多才な新作落語を生み出す笑福亭羽光師匠の頭の中を、少しのぞいてみませんか。お楽しみください!
湊かなえ、角田光代、桐野夏生 等、女流作家の作品
女流作家の小説を読んだり、ユーネクストで原作ドラマを一気見したりしている。
ホラー以上に嫌な気持ちになり、目を覆いたくなるシーンが出てくる。
サムライミ監督『死霊のはらわた』シリーズは大好きだが、血が飛び散るシーンはどこか現実味がなく、パート2、パート3と続くうちにコメディーになってくる。嫌な物を観た気がしない。ゾンビ物の映画ももはや現実感はない。

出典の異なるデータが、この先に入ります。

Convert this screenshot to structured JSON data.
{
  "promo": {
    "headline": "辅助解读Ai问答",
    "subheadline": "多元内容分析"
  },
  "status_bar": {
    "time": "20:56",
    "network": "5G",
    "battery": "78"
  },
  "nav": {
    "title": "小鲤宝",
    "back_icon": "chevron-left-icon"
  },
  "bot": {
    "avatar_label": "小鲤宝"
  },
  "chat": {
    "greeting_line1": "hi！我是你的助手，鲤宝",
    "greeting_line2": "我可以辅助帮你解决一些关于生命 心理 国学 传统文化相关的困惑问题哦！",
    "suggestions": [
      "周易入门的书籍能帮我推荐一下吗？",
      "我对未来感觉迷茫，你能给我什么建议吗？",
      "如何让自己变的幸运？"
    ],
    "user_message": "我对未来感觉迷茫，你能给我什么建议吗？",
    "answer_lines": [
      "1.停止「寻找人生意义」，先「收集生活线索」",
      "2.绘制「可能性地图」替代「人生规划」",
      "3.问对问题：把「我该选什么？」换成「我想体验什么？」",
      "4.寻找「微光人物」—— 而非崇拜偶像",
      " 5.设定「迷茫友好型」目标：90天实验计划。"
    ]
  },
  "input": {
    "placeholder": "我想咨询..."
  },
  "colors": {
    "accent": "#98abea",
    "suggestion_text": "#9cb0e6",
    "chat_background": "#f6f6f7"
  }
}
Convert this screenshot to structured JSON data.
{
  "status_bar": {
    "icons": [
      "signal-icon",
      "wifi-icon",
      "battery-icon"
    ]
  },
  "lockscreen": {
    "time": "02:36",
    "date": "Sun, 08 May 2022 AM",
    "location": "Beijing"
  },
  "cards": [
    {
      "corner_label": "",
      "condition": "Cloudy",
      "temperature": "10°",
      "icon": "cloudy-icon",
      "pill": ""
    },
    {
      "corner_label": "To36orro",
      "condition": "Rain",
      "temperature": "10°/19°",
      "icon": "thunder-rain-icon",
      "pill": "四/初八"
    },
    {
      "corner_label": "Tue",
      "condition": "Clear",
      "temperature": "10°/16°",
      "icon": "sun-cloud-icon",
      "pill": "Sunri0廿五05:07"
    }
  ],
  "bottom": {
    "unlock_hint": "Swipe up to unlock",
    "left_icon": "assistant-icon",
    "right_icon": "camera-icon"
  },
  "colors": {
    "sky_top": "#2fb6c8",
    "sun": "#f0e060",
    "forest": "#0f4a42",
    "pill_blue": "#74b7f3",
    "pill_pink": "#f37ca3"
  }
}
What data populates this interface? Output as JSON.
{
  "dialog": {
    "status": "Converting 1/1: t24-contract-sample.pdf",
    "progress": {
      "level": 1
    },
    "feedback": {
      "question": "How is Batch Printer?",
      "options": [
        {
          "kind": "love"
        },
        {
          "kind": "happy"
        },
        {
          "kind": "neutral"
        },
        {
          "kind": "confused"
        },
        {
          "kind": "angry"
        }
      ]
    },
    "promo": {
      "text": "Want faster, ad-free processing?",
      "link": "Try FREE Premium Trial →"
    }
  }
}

しかし女流作家の描く、ドロドロした人間関係はあまりにも真に迫り感情移入しすぎてしまう。僕に女性的な、特にお婆さん的な、意地悪で嫉妬深い感情があるので共鳴しすぎてしまうのだろう。あまりにも痛々しすぎるなら観たり読んだりするのをやめたらいいのだが、ついつい観たり読んだりしてしまう。
湊かなえ原作『夜行観覧車』は、高級住宅地で起こる殺人事件を描いているが、偏差値高い私立高校に行く生徒が偏差値低い公立高校を差別したり、坂の上の高級住宅に住むマダムが、アルバイトしている主婦を差別したり と、どの町でも誰の身にも起こっていた事がデフォルメしつつもリアルに描かれている。
高級住宅地の主婦達がバザーを催す。主人公が、バザーに出品する品物がみすぼらしくて、恥ずかしくて持ち帰り捨てるシーンが出てくる。僕はそのシーンを、ホラー映画の首が飛んで血が飛び散るシーン以上に目を覆いたくなった。
角田光代の小学校や幼稚園のお受験の小説も読んだ。この小説では子供にブランド品を持たせる親同士の心の葛藤や嫉妬が描かれているが、お受験や、物欲を全く共感していない僕にも、ちゃんと感情移入できるように描かれている。
改めて【小説】は、想像力を喚起させる芸術である……と思う。そして負の感情も含めて人間のいとおしい部分だと思う。
【落語】ではどこまで描けるだろうか。